L’humanité en simulation

Nour Obeid
Lundi 28 mars
Organisateurs

« Il est une chose admirable qui surpasse toujours la connaissance, l’intelligence, et même le génie, c’est l’incompréhension ». C’est ainsi que l’écrivain oulipien Hervé Le Tellier commence le premier chapitre de son roman L’Anomalie. D’emblée, le mathématicien nous présente un avant-goût de cette aventure énigmatique et jubilatoire qu’est son roman. L’Anomalie, qui a remporté l’incontournable prix Goncourt en 2020, envisage avec une virtuosité implacable notre futur immédiat à partir d’un événement insensé qui bouleverse la vie des passagers d’un vol Paris-New York.
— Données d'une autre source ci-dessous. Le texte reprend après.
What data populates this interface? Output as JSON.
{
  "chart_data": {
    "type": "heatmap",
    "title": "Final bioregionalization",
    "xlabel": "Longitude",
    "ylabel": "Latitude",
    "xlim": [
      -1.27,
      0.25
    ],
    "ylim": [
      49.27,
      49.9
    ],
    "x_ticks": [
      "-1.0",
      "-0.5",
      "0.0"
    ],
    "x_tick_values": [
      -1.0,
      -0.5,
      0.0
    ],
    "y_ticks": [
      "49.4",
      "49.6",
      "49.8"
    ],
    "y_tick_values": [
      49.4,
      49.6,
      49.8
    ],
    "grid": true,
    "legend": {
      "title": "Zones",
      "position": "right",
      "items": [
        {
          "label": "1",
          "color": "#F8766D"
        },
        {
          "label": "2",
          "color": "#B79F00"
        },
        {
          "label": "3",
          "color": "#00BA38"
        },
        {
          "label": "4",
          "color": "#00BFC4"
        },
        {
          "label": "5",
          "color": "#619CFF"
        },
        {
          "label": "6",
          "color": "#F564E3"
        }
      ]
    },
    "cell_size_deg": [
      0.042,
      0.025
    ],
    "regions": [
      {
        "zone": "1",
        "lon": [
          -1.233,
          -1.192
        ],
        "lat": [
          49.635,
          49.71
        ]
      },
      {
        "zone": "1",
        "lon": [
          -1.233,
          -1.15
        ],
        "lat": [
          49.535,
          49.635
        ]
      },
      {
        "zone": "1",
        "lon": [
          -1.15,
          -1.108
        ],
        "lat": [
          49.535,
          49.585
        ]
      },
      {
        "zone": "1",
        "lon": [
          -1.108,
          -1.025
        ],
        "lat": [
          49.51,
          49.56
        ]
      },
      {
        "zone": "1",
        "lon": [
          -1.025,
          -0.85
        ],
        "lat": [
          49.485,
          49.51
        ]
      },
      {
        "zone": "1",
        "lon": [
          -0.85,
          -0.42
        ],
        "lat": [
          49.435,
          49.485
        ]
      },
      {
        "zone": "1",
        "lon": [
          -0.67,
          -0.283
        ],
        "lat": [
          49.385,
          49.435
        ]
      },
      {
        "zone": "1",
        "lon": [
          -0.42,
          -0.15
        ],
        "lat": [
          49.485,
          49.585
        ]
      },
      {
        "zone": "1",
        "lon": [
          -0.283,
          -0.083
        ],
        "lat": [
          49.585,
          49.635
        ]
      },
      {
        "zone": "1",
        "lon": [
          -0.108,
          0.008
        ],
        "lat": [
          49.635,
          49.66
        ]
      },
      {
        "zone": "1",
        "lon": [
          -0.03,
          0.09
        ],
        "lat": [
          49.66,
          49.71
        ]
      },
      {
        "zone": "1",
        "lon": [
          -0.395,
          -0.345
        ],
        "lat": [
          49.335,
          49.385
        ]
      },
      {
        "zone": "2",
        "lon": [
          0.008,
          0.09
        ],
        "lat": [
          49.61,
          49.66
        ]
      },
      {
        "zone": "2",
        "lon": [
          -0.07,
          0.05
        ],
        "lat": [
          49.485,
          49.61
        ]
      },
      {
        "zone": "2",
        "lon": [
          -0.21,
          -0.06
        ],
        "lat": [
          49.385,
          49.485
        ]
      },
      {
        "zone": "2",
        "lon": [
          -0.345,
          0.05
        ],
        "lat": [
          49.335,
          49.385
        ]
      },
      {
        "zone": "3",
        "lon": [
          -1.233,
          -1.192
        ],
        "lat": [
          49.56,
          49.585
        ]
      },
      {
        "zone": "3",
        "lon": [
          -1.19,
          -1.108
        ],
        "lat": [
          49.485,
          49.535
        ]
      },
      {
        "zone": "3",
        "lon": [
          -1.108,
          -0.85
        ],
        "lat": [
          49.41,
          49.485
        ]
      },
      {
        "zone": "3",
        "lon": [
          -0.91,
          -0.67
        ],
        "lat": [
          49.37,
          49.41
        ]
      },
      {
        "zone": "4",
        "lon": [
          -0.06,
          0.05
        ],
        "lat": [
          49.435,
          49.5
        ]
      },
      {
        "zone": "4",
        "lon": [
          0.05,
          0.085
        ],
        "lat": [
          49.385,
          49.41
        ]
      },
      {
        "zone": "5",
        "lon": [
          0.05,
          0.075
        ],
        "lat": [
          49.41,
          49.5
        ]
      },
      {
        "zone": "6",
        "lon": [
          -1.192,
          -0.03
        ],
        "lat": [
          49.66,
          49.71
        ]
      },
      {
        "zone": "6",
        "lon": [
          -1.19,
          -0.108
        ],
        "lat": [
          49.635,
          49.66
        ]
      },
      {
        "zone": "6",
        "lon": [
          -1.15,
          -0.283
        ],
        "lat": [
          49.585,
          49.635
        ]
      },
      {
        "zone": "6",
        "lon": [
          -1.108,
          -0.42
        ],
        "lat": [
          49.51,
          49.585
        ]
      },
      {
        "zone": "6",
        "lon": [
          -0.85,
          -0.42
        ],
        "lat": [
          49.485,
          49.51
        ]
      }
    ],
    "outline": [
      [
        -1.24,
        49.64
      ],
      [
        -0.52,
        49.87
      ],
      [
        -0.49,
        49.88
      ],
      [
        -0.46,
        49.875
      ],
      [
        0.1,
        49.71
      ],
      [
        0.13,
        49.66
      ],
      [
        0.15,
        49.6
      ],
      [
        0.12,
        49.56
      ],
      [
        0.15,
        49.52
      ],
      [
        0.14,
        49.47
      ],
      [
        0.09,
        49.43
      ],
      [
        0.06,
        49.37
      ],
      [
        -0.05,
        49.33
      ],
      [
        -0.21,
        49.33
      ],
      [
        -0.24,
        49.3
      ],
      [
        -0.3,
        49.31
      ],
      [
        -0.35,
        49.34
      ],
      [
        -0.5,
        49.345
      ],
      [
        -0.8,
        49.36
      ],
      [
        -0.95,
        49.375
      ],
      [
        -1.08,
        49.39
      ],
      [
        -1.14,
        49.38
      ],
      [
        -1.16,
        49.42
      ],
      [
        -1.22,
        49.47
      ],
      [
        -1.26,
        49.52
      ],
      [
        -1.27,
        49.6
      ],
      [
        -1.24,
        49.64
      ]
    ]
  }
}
           Ce roman, structuré autour de trois grandes parties et publié aux éditions Gallimard, tient du prodige et de l’inexplicable. En effet, le vol 006 décolle de Paris le 10 mars 2021 et il atterrit quelques heures plus tard à New-York. Trois mois plus tard, le 24 juin 2021, le même appareil demande à amorcer sa descente sur New-York. On le lui interdit, on le déroute vers une base militaire où voyageurs et membres d’équipage sont pris en charge par le FBI, la NSA et autres agences et organismes américains bien connus. Les passagers ne comprennent pas vraiment ce qui leur arrive : certes, ils ont essuyé une énorme tempête de grêle durant le vol, mais tout d’un coup, le temps est revenu à la normale. Le monde entier s’affole. Malgré le protocole 42, mis au point par deux brillants mathématiciens, pour justifier ce phénomène, l’invraisemblable se poursuit : les passagers de mars vont rencontrer leurs doubles de juin !

Voilà une aventure incroyable qui secoue le monde. Cette duplication conduira donc à de vifs débats dans la société sur le plan religieux, scientifique, philosophique et politique.

Toutefois le mystère demeure : l’un des personnages s’est suicidé mais son alter-ego est toujours vivant, une femme est aujourd’hui enceinte alors que son double ne l’est pas, un couple s’est séparé en mars mais en juin pas encore, deux petites filles qui sont la même petite fille vont enfin pouvoir parler entre elles d’un secret jamais révélé, un petit garçon se retrouve avec deux mêmes mamans. Le thème du double est exploité d’une manière aussi réaliste que surprenante. Chacun se trouve confronté à son passé, à ses rêves et à ses secrets. D’ailleurs l’auteur s’amuse à évoquer son livre et, peut-être lui-même, à travers une mise en abyme. Peut-on enfin revenir sur ce qui a été fait ? Peut-on défaire et améliorer ce qui a été manqué ?

         Dans ce roman particulièrement bien écrit et construit comme un film catastrophe américain, on suit plusieurs personnages clés qui ont vécu un événement commun en appréciant les incidences que cet événement aura sur leur vie. Le lecteur doit donc s’adapter en permanence aux changements de points de vue de ces 12 personnages, auxquels viennent s’ajouter des scientifiques, des chefs d’états et des dignitaires religieux. La construction périlleuse de l’œuvre littéraire est maîtrisée au point de n’être ni lassante ni déroutante tout en ménageant des allusions aux présidents Trump et Macron et à la pandémie du Coronavirus.

            Ce récit atypique n’empêche pas le lecteur de s’interroger sur l’humanité de tout un chacun, et sur le dialogue que chaque personne pourrait avoir avec son double. Porté par un scenario digne des plus grands films hollywoodiens, Le Tellier tisse un très beau roman où se mélangent suspens, intelligence artificielle, métaphysique, le tout bien secoué, et explosant joyeusement en pleine face. Ce roman n’est pas un récit d’aventures. C’est une quête, une réflexion sur le monde.